Respondent’s companion assertion — that even where, as here, a lease has terminated by lapse of time, a judicial declaration confirming the termination is required before the 11 USC § 362 (b) (10) exception applies — is without merit. Such a judicial determination might be necessary, or at least useful, where a lease is terminated other than by expiration of its ap*692pointed term (see Nadine Props. v Bergmann & Co., supra). But the fact that there may be no reported case applying 11 USC § 362 (b) (10) that does not also involve a prior judicial determination (see e.g. In re Neville, supra) or judgment by stipulation (see e.g. Radol v Centeno, supra) declaring the lease or tenancy at an end merely suggests that, heretofore, the plain language and underlying purpose of 11 USC § 362 (b) (10) and § 541 have been applied to situations like the one before me without controversy (cf. Little v Bright Holding Corp., 155 Misc 2d 686 [Civ Ct, Kings County 1992, Rudtizky, J.] [where the prior judicial declaration was so unimportant to the holding, it is mentioned only parenthetically]).

Conclusion

There is no basis for staying this proceeding.
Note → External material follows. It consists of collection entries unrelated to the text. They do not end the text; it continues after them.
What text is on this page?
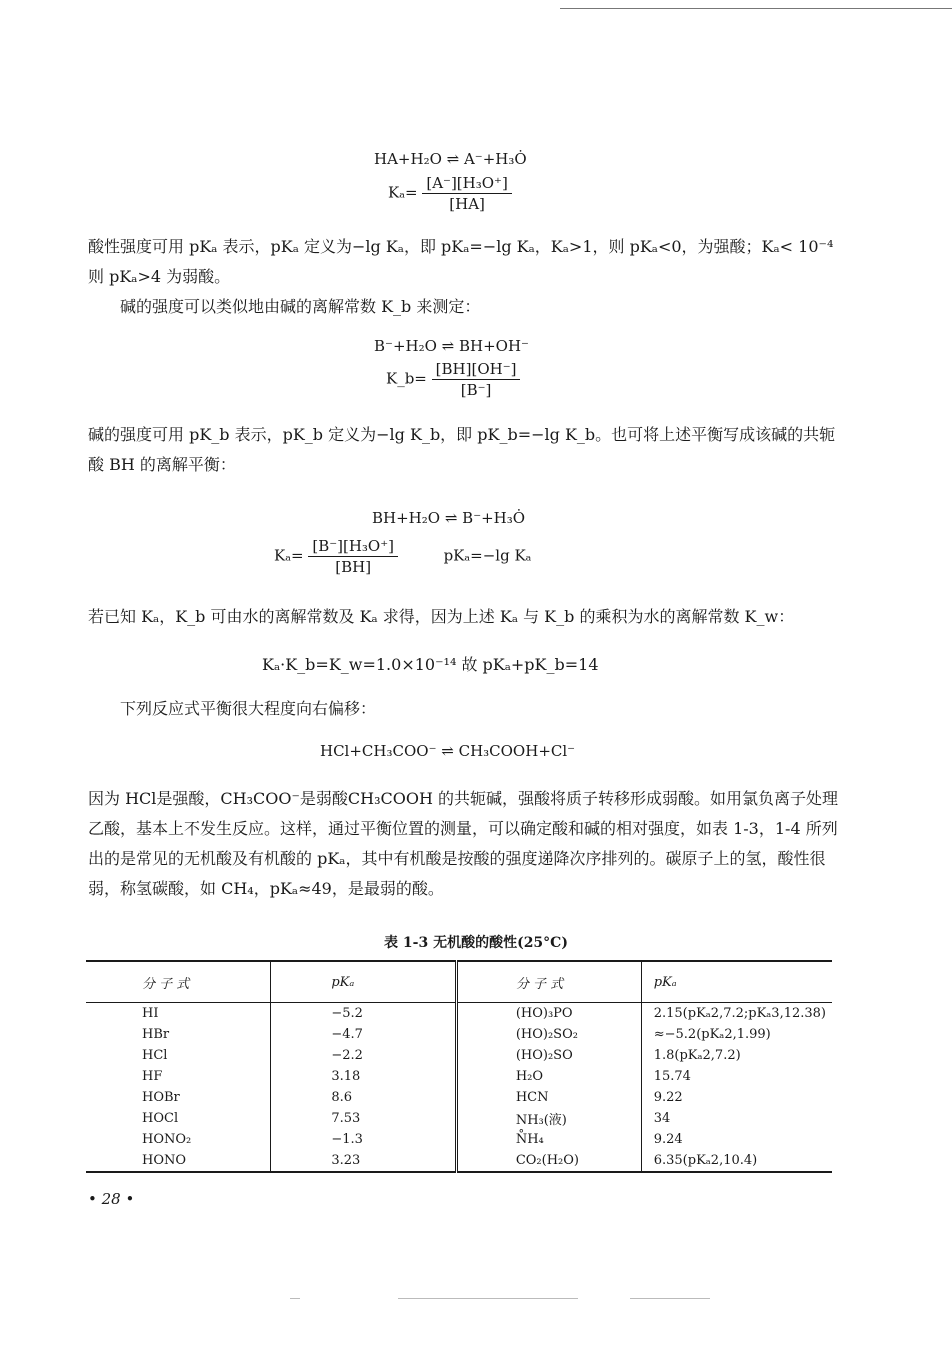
HA+H₂O ⇌ A⁻+H₃Ȯ
$K_a= \frac{\text{[A⁻][H₃O⁺]}}{[HA]}$
酸性强度可用 pKₐ 表示，pKₐ 定义为−lg Kₐ，即 pKₐ=−lg Kₐ，Kₐ>1，则 pKₐ<0，为强酸；Kₐ< 10⁻⁴ 则 pKₐ>4 为弱酸。
碱的强度可以类似地由碱的离解常数 K_b 来测定：
B⁻+H₂O ⇌ BH+OH⁻
K_b= $\frac{[BH][OH^-]}{[B^-]}$
碱的强度可用 pK_b 表示，pK_b 定义为−lg K_b，即 pK_b=−lg K_b。也可将上述平衡写成该碱的共轭酸 BH 的离解平衡：
BH+H₂O ⇌ B⁻+H₃Ȯ
$K_a= \frac{\text{[B⁻][H₃O⁺]}}{[BH]}$	pKₐ=−lg Kₐ
若已知 Kₐ，K_b 可由水的离解常数及 Kₐ 求得，因为上述 Kₐ 与 K_b 的乘积为水的离解常数 K_w：
Kₐ·K_b=K_w=1.0×10⁻¹⁴ 故 pKₐ+pK_b=14
下列反应式平衡很大程度向右偏移：
HCl+CH₃COO⁻ ⇌ CH₃COOH+Cl⁻
因为 HCl是强酸，CH₃COO⁻是弱酸CH₃COOH 的共轭碱，强酸将质子转移形成弱酸。如用氯负离子处理乙酸，基本上不发生反应。这样，通过平衡位置的测量，可以确定酸和碱的相对强度，如表 1-3，1-4 所列出的是常见的无机酸及有机酸的 pKₐ，其中有机酸是按酸的强度递降次序排列的。碳原子上的氢，酸性很弱，称氢碳酸，如 CH₄，pKₐ≈49，是最弱的酸。
表 1-3 无机酸的酸性(25°C)
分 子 式	pKₐ	分 子 式	pKₐ
HI	−5.2	(HO)₃PO	2.15(pKₐ2,7.2;pKₐ3,12.38)
HBr	−4.7	(HO)₂SO₂	≈−5.2(pKₐ2,1.99)
HCl	−2.2	(HO)₂SO	1.8(pKₐ2,7.2)
HF	3.18	H₂O	15.74
HOBr	8.6	HCN	9.22
HOCl	7.53	NH₃(液)	34
HONO₂	−1.3	N̊H₄	9.24
HONO	3.23	CO₂(H₂O)	6.35(pKₐ2,10.4)
• 28 •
Moreover, petitioner, who at the inquest addressed and refuted the respondent’s prior and implicitly abandoned assertions that a month-to-month tenancy was discussed and thereby created (cf. In re Neville, supra), has established that it owns the Royal Avenue premises; that it leased them to respondent pursuant to a written agreement which, including an extension, provides for a stated term; that the stated, extended term has expired; and that respondent has continued in possession. Petitioner is thus entitled to the judgment of possession it seeks. It is also entitled to a warrant of eviction. Because of the imminent, and final, closing date for a contract of the sale of the premises about which respondent is fully aware, issuance of the warrant should be immediate. It appears, however, that sums from which to pay what is owed for “use and occupancy” is within the definition of property of the bankrupt’s estate (see 11 USC § 541; cf. In re Damianopoulos, supra). The request for “use and occupancy” is therefore dismissed without prejudice to an assertion of that claim in the Bankruptcy Court, or as that court might otherwise direct or allow.